This work focuses on extraction of Adverse Drug Reactions（ADRs）from ADRs-related tweets and sentences extracted from PubMed abstracts.
Our paper 《An Attentive Neural Sequence Labeling Model for Adverse Drug Reactions Mentions Extraction》 has been accepted by IEEE Access.
You can find more details (in Chinese) about our paper via my blog: Sequence labeling with embedding-level attention.
Something you need to prepare before runing the code
We use two datasets in our paper, the first one is a Twitter dataset, which is used in paper Deep learning for pharmacovigilance: recurrent neural network architectures for labeling adverse drug reactions in Twitter posts, another dataset is called ADE-Corpus-V2, which is used in paper An Attentive Sequence Model for Adverse Drug Event Extraction from Biomedical Text and availe online: https://sites.google.com/site/adecorpus/home/document.
Because it is against Twitter's Terms of Service to publish the text of tweets, so we cannot provide the first Twitter dataset, you can obtain this dataset from the author of paper Deep learning for pharmacovigilance: recurrent neural network architectures for labeling adverse drug reactions in Twitter posts so that you can keep your dataset consistent with that used in our paper.
Please get these two datasets ready and put them to twitter_adr/data and pubmed_adr/data, respectively.

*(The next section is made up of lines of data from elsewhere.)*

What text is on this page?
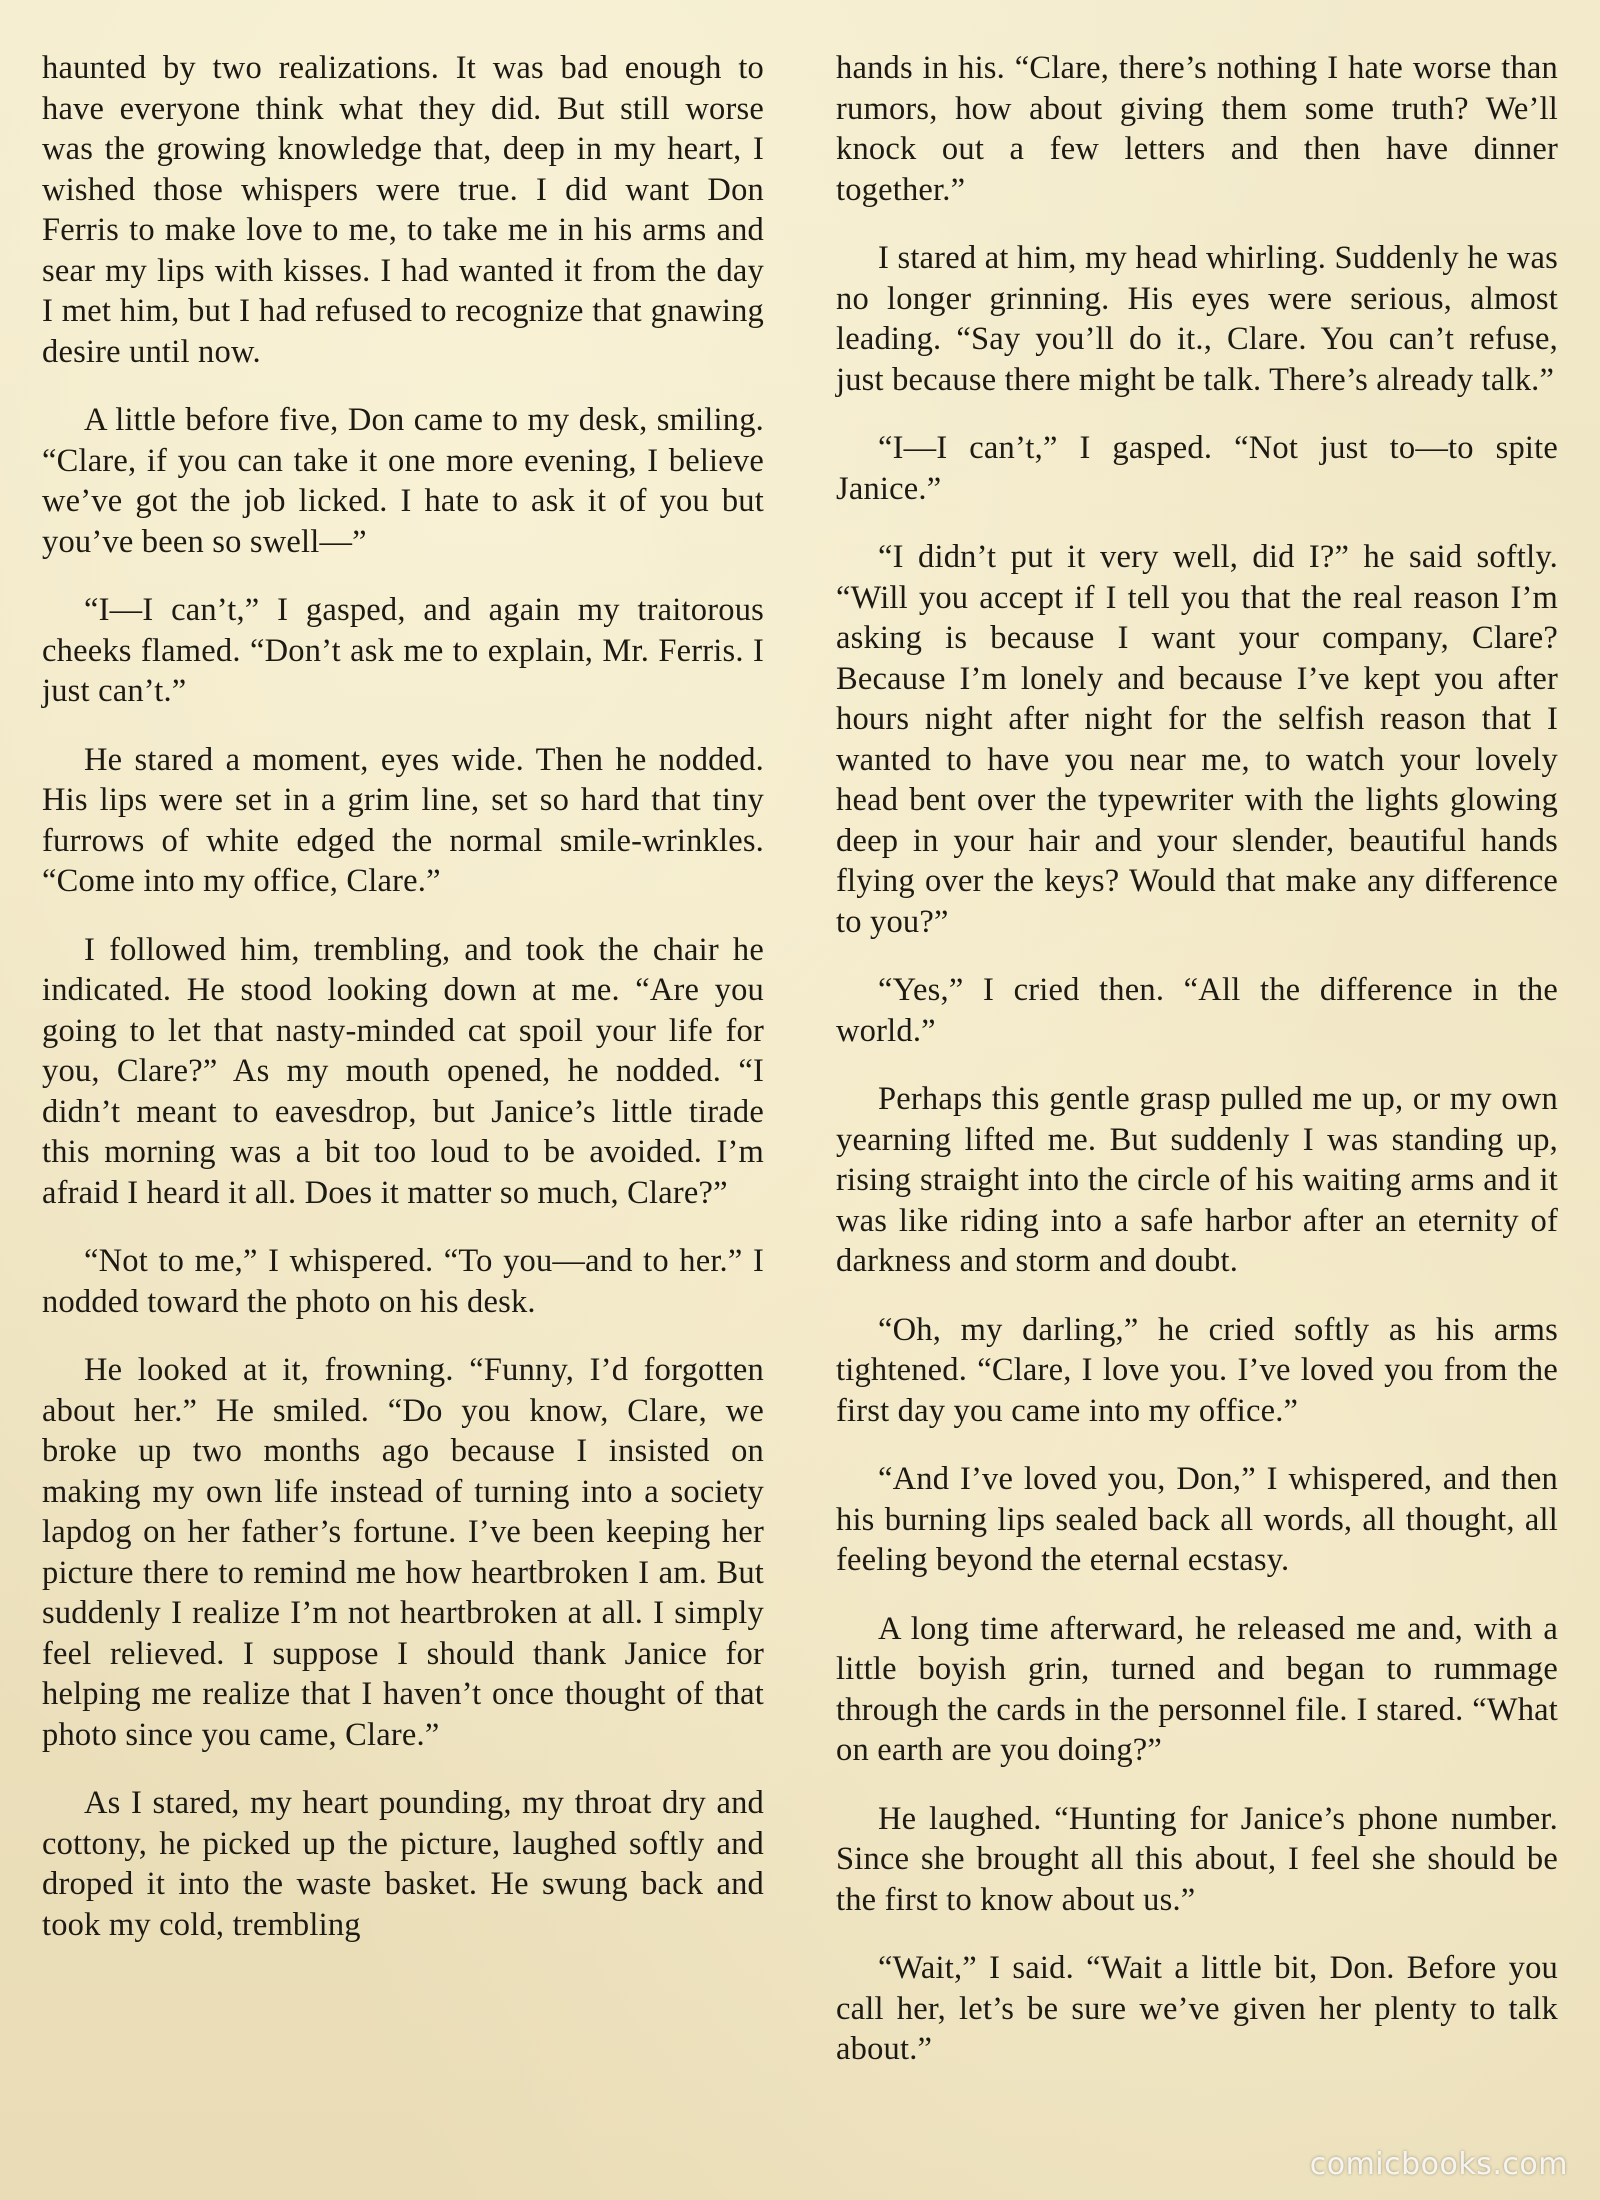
haunted by two realizations. It was bad enough to have everyone think what they did. But still worse was the growing knowledge that, deep in my heart, I wished those whispers were true. I did want Don Ferris to make love to me, to take me in his arms and sear my lips with kisses. I had wanted it from the day I met him, but I had refused to recognize that gnawing desire until now.

A little before five, Don came to my desk, smiling. “Clare, if you can take it one more evening, I believe we’ve got the job licked. I hate to ask it of you but you’ve been so swell—”

“I—I can’t,” I gasped, and again my traitorous cheeks flamed. “Don’t ask me to explain, Mr. Ferris. I just can’t.”

He stared a moment, eyes wide. Then he nodded. His lips were set in a grim line, set so hard that tiny furrows of white edged the normal smile-wrinkles. “Come into my office, Clare.”

I followed him, trembling, and took the chair he indicated. He stood looking down at me. “Are you going to let that nasty-minded cat spoil your life for you, Clare?” As my mouth opened, he nodded. “I didn’t meant to eavesdrop, but Janice’s little tirade this morning was a bit too loud to be avoided. I’m afraid I heard it all. Does it matter so much, Clare?”

“Not to me,” I whispered. “To you—and to her.” I nodded toward the photo on his desk.

He looked at it, frowning. “Funny, I’d forgotten about her.” He smiled. “Do you know, Clare, we broke up two months ago because I insisted on making my own life instead of turning into a society lapdog on her father’s fortune. I’ve been keeping her picture there to remind me how heartbroken I am. But suddenly I realize I’m not heartbroken at all. I simply feel relieved. I suppose I should thank Janice for helping me realize that I haven’t once thought of that photo since you came, Clare.”

As I stared, my heart pounding, my throat dry and cottony, he picked up the picture, laughed softly and droped it into the waste basket. He swung back and took my cold, trembling

hands in his. “Clare, there’s nothing I hate worse than rumors, how about giving them some truth? We’ll knock out a few letters and then have dinner together.”

I stared at him, my head whirling. Suddenly he was no longer grinning. His eyes were serious, almost leading. “Say you’ll do it., Clare. You can’t refuse, just because there might be talk. There’s already talk.”

“I—I can’t,” I gasped. “Not just to—to spite Janice.”

“I didn’t put it very well, did I?” he said softly. “Will you accept if I tell you that the real reason I’m asking is because I want your company, Clare? Because I’m lonely and because I’ve kept you after hours night after night for the selfish reason that I wanted to have you near me, to watch your lovely head bent over the typewriter with the lights glowing deep in your hair and your slender, beautiful hands flying over the keys? Would that make any difference to you?”

“Yes,” I cried then. “All the difference in the world.”

Perhaps this gentle grasp pulled me up, or my own yearning lifted me. But suddenly I was standing up, rising straight into the circle of his waiting arms and it was like riding into a safe harbor after an eternity of darkness and storm and doubt.

“Oh, my darling,” he cried softly as his arms tightened. “Clare, I love you. I’ve loved you from the first day you came into my office.”

“And I’ve loved you, Don,” I whispered, and then his burning lips sealed back all words, all thought, all feeling beyond the eternal ecstasy.

A long time afterward, he released me and, with a little boyish grin, turned and began to rummage through the cards in the personnel file. I stared. “What on earth are you doing?”

He laughed. “Hunting for Janice’s phone number. Since she brought all this about, I feel she should be the first to know about us.”

“Wait,” I said. “Wait a little bit, Don. Before you call her, let’s be sure we’ve given her plenty to talk about.”

comicbooks.com
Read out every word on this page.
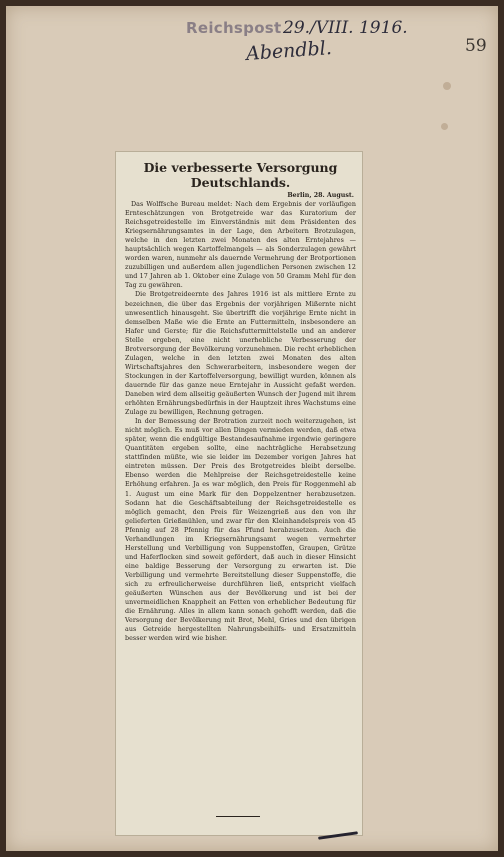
Reichspost 29./VIII. 1916.
Abendbl.	59
Die verbesserte Versorgung Deutschlands.
Berlin, 28. August.

Das Wolffsche Bureau meldet: Nach dem Ergebnis der vorläufigen Ernteschätzungen von Brotgetreide war das Kuratorium der Reichsgetreidestelle im Einverständnis mit dem Präsidenten des Kriegsernährungsamtes in der Lage, den Arbeitern Brotzulagen, welche in den letzten zwei Monaten des alten Erntejahres — hauptsächlich wegen Kartoffelmangels — als Sonderzulagen gewährt worden waren, nunmehr als dauernde Vermehrung der Brotportionen zuzubilligen und außerdem allen jugendlichen Personen zwischen 12 und 17 Jahren ab 1. Oktober eine Zulage von 50 Gramm Mehl für den Tag zu gewähren.

Die Brotgetreideernte des Jahres 1916 ist als mittlere Ernte zu bezeichnen, die über das Ergebnis der vorjährigen Mißernte nicht unwesentlich hinausgeht. Sie übertrifft die vorjährige Ernte nicht in demselben Maße wie die Ernte an Futtermitteln, insbesondere an Hafer und Gerste; für die Reichsfuttermittelstelle und an anderer Stelle ergeben, eine nicht unerhebliche Verbesserung der Brotversorgung der Bevölkerung vorzunehmen. Die recht erheblichen Zulagen, welche in den letzten zwei Monaten des alten Wirtschaftsjahres den Schwerarbeitern, insbesondere wegen der Stockungen in der Kartoffelversorgung, bewilligt wurden, können als dauernde für das ganze neue Erntejahr in Aussicht gefaßt werden. Daneben wird dem allseitig geäußerten Wunsch der Jugend mit ihrem erhöhten Ernährungsbedürfnis in der Hauptzeit ihres Wachstums eine Zulage zu bewilligen, Rechnung getragen.

In der Bemessung der Brotration zurzeit noch weiterzugehen, ist nicht möglich. Es muß vor allen Dingen vermieden werden, daß etwa später, wenn die endgültige Bestandesaufnahme irgendwie geringere Quantitäten ergeben sollte, eine nachträgliche Herabsetzung stattfinden müßte, wie sie leider im Dezember vorigen Jahres hat eintreten müssen. Der Preis des Brotgetreides bleibt derselbe. Ebenso werden die Mehlpreise der Reichsgetreidestelle keine Erhöhung erfahren. Ja es war möglich, den Preis für Roggenmehl ab 1. August um eine Mark für den Doppelzentner herabzusetzen. Sodann hat die Geschäftsabteilung der Reichsgetreidestelle es möglich gemacht, den Preis für Weizengrieß aus den von ihr gelieferten Grießmühlen, und zwar für den Kleinhandelspreis von 45 Pfennig auf 28 Pfennig für das Pfund herabzusetzen. Auch die Verhandlungen im Kriegsernährungsamt wegen vermehrter Herstellung und Verbilligung von Suppenstoffen, Graupen, Grütze und Haferflocken sind soweit gefördert, daß auch in dieser Hinsicht eine baldige Besserung der Versorgung zu erwarten ist. Die Verbilligung und vermehrte Bereitstellung dieser Suppenstoffe, die sich zu erfreulicherweise durchführen ließ, entspricht vielfach geäußerten Wünschen aus der Bevölkerung und ist bei der unvermeidlichen Knappheit an Fetten von erheblicher Bedeutung für die Ernährung. Alles in allem kann sonach gehofft werden, daß die Versorgung der Bevölkerung mit Brot, Mehl, Gries und den übrigen aus Getreide hergestellten Nahrungsbeihilfs- und Ersatzmitteln besser werden wird wie bisher.
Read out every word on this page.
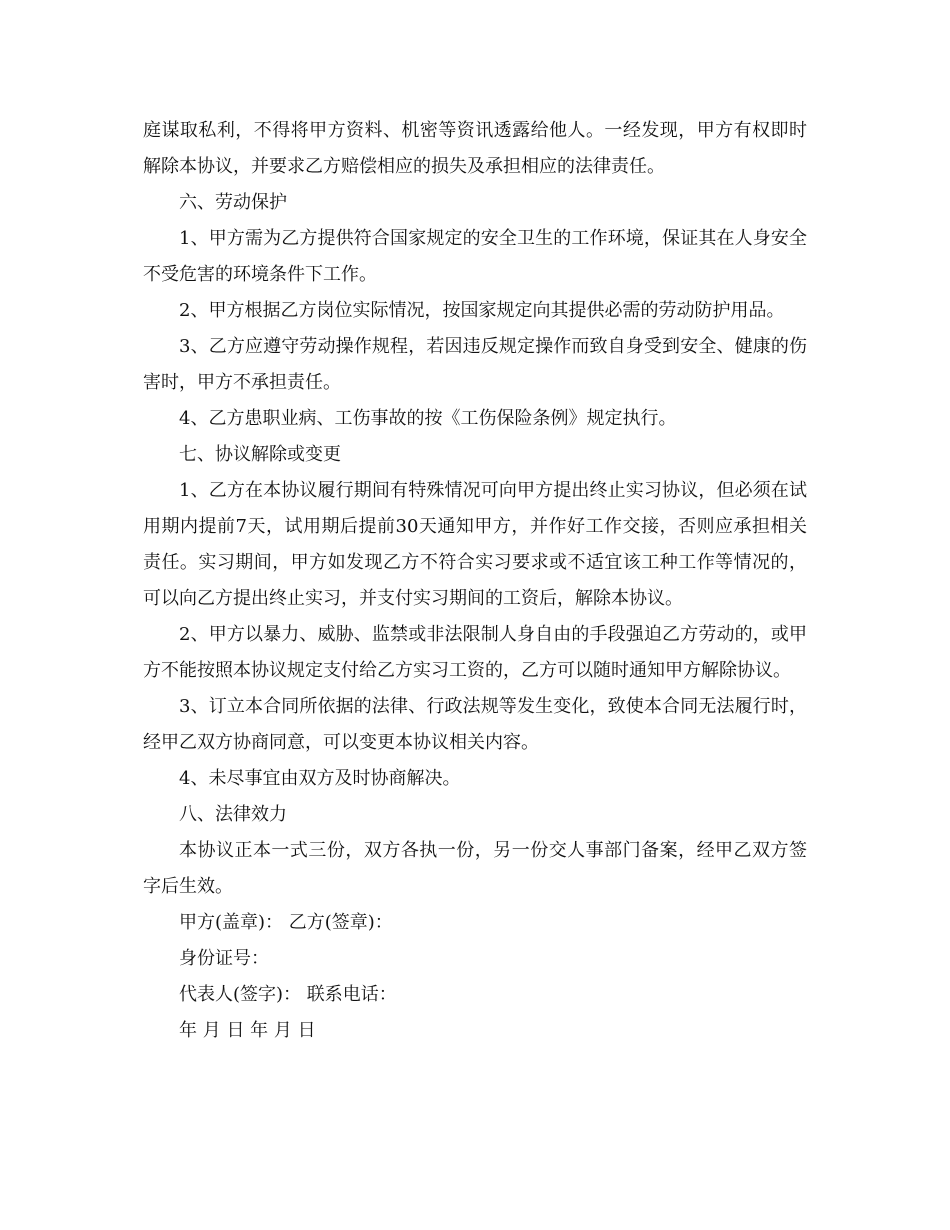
庭谋取私利，不得将甲方资料、机密等资讯透露给他人。一经发现，甲方有权即时解除本协议，并要求乙方赔偿相应的损失及承担相应的法律责任。

六、劳动保护

1、甲方需为乙方提供符合国家规定的安全卫生的工作环境，保证其在人身安全不受危害的环境条件下工作。

2、甲方根据乙方岗位实际情况，按国家规定向其提供必需的劳动防护用品。

3、乙方应遵守劳动操作规程，若因违反规定操作而致自身受到安全、健康的伤害时，甲方不承担责任。

4、乙方患职业病、工伤事故的按《工伤保险条例》规定执行。

七、协议解除或变更

1、乙方在本协议履行期间有特殊情况可向甲方提出终止实习协议，但必须在试用期内提前7天，试用期后提前30天通知甲方，并作好工作交接，否则应承担相关责任。实习期间，甲方如发现乙方不符合实习要求或不适宜该工种工作等情况的，可以向乙方提出终止实习，并支付实习期间的工资后，解除本协议。

2、甲方以暴力、威胁、监禁或非法限制人身自由的手段强迫乙方劳动的，或甲方不能按照本协议规定支付给乙方实习工资的，乙方可以随时通知甲方解除协议。

3、订立本合同所依据的法律、行政法规等发生变化，致使本合同无法履行时，经甲乙双方协商同意，可以变更本协议相关内容。

4、未尽事宜由双方及时协商解决。

八、法律效力

本协议正本一式三份，双方各执一份，另一份交人事部门备案，经甲乙双方签字后生效。

甲方(盖章)： 乙方(签章)：

身份证号：

代表人(签字)： 联系电话：

年 月 日 年 月 日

I have provided the PubMed dataset in pubmed_adr/data.
For both datasets, we use the pretrained GloVe 300d word embedding, please download it and put it to twitter_adr/embeddings.
We have twitter_adr/data_processing.py and pubmed_adr/data_processing.py to process the two datasets, respectively.
The twitter_adr/model.py and pubmed_adr/model.py are the model code to generate the predictions, and approximateMatch.py is the script which adopts approximate matching and prints the results of the model.
This is the result obtained by our model. The F1 on the Twitter dataset is about 0.84, which is more than 10% of the previous SOTA (state-of-the-art), and the F1 on the PubMed dataset is about 0.91, which is more than the previous SOTA about 5%. Due to randomness of the result, it is recommended to run the model several times and average their results.
Because our model is essentially focusing on a sequence labeling task, it can be generalized to any token level classification tasks, such as Named Entity Recognition (NER), Part Of Speech tagging (POS taging). Next I want to validate our model on some larger datasets and explore the magical effects of pre-training.